North Korea is pushing every angle to try and obtain more foreign currency to bolster its coughers and fund its 2012 festivities.

According to North Korean sources, apart from the standard blanket expropriation of a large proportion of the $200-1500 per month incomes of laborers based abroad, in recent times the authorities have also started to move in on the reserves of ordinary citizens inside North Korea’s borders.

Various enterprises and organizations are said to be in fierce competition to get hold of whatever foreign currency and gold is held by the people. Trade banks have also apparently responded to the situation by offering to exchange foreign currency at the black market rate of 2,800 won per U.S. dollar, instead of the laughable official exchange rate.

Elsewhere, mobile phone sales are helping the regime to dredge currency from the people. The North Korean Ministry of Communications is reportedly making impressive profits by monopolizing the importation of phones made by Chinese companies ZTE and Huawei, buying them for $80 per handset and reselling them for $300. Based on known prices, connection fees and a service take-up of 700,000 people so far, the authorities have presumably managed to earn $250m through this practice alone.
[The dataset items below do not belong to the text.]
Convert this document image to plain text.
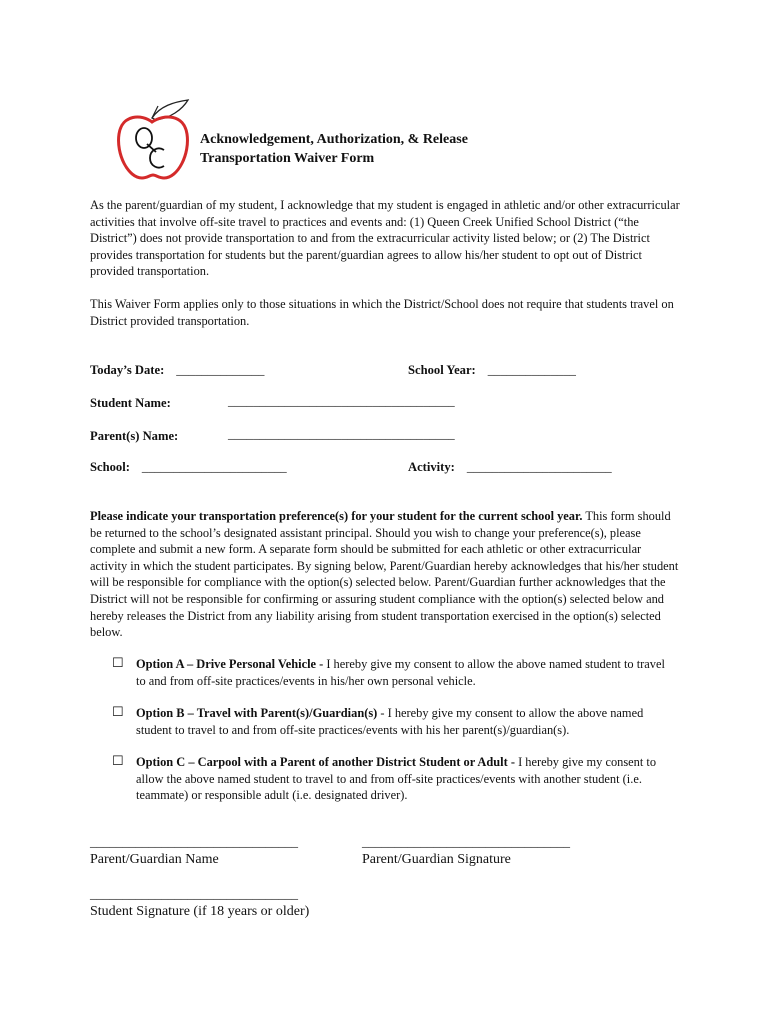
Acknowledgement, Authorization, & Release
Transportation Waiver Form

As the parent/guardian of my student, I acknowledge that my student is engaged in athletic and/or other extracurricular activities that involve off-site travel to practices and events and: (1) Queen Creek Unified School District (“the District”) does not provide transportation to and from the extracurricular activity listed below; or (2) The District provides transportation for students but the parent/guardian agrees to allow his/her student to opt out of District provided transportation.

This Waiver Form applies only to those situations in which the District/School does not require that students travel on District provided transportation.

Today’s Date: ______________	School Year: ______________
Student Name:	____________________________________
Parent(s) Name:	____________________________________
School: _______________________	Activity: _______________________
Please indicate your transportation preference(s) for your student for the current school year. This form should be returned to the school’s designated assistant principal. Should you wish to change your preference(s), please complete and submit a new form. A separate form should be submitted for each athletic or other extracurricular activity in which the student participates. By signing below, Parent/Guardian hereby acknowledges that his/her student will be responsible for compliance with the option(s) selected below. Parent/Guardian further acknowledges that the District will not be responsible for confirming or assuring student compliance with the option(s) selected below and hereby releases the District from any liability arising from student transportation exercised in the option(s) selected below.
☐ Option A – Drive Personal Vehicle - I hereby give my consent to allow the above named student to travel to and from off-site practices/events in his/her own personal vehicle.
☐ Option B – Travel with Parent(s)/Guardian(s) - I hereby give my consent to allow the above named student to travel to and from off-site practices/events with his her parent(s)/guardian(s).
☐ Option C – Carpool with a Parent of another District Student or Adult - I hereby give my consent to allow the above named student to travel to and from off-site practices/events with another student (i.e. teammate) or responsible adult (i.e. designated driver).
________________________________
Parent/Guardian Name
________________________________
Parent/Guardian Signature
________________________________
Student Signature (if 18 years or older)
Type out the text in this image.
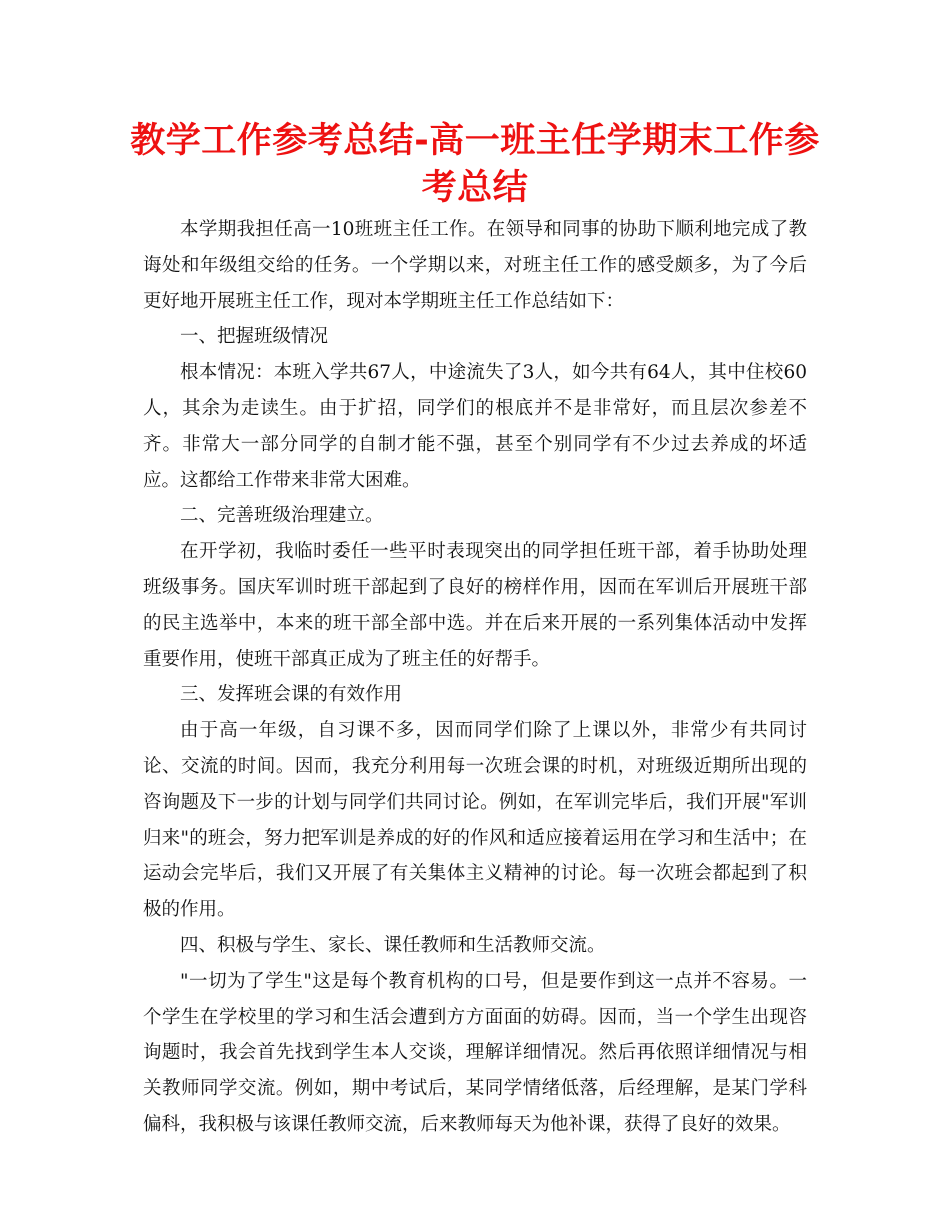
教学工作参考总结-高一班主任学期末工作参考总结

本学期我担任高一10班班主任工作。在领导和同事的协助下顺利地完成了教诲处和年级组交给的任务。一个学期以来，对班主任工作的感受颇多，为了今后更好地开展班主任工作，现对本学期班主任工作总结如下：

一、把握班级情况

根本情况：本班入学共67人，中途流失了3人，如今共有64人，其中住校60人，其余为走读生。由于扩招，同学们的根底并不是非常好，而且层次参差不齐。非常大一部分同学的自制才能不强，甚至个别同学有不少过去养成的坏适应。这都给工作带来非常大困难。

二、完善班级治理建立。

在开学初，我临时委任一些平时表现突出的同学担任班干部，着手协助处理班级事务。国庆军训时班干部起到了良好的榜样作用，因而在军训后开展班干部的民主选举中，本来的班干部全部中选。并在后来开展的一系列集体活动中发挥重要作用，使班干部真正成为了班主任的好帮手。

三、发挥班会课的有效作用

由于高一年级，自习课不多，因而同学们除了上课以外，非常少有共同讨论、交流的时间。因而，我充分利用每一次班会课的时机，对班级近期所出现的咨询题及下一步的计划与同学们共同讨论。例如，在军训完毕后，我们开展"军训归来"的班会，努力把军训是养成的好的作风和适应接着运用在学习和生活中；在运动会完毕后，我们又开展了有关集体主义精神的讨论。每一次班会都起到了积极的作用。

四、积极与学生、家长、课任教师和生活教师交流。

"一切为了学生"这是每个教育机构的口号，但是要作到这一点并不容易。一个学生在学校里的学习和生活会遭到方方面面的妨碍。因而，当一个学生出现咨询题时，我会首先找到学生本人交谈，理解详细情况。然后再依照详细情况与相关教师同学交流。例如，期中考试后，某同学情绪低落，后经理解，是某门学科偏科，我积极与该课任教师交流，后来教师每天为他补课，获得了良好的效果。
Overseas Koreans also say they are being pushed to add to the funding drive. Ethnic Koreans in the United States have claimed that North Korea has offered them the chance to reunite with long lost family members in the North for a cost of several thousand dollars per person, including brokerage and security fees, although this has been apparently going on for a number of years.

Over in Japan, meanwhile, it was also revealed by weekly publication AERA that North Korea has sent letters to elderly members of the Chongryon inviting them to return to North Korea with the promise of being able to live well on their pensions. It is suspected that the North hopes to be able to withhold news of their eventual passing so as to keep receiving the pensions in the medium term.

Finally, the workers and businesses at the Kaeseong Industrial Complex have also become a target of the fund raising drive. North Korean management in the Complex requested back in August that South Korean businesses stop offering ‘Choco-pies’ (a South Korean snack) to North Korean workers and give them cash instead.

However, the overall results are unlikely to be positive. The planned illusion of plenty may be briefly achieved next year, but the majority of experts agree that the North Korean regime is now distorting the economy more and more by focusing on events idolizing the Kim family at the expense of other issues that will inevitably come back to haunt the regime later.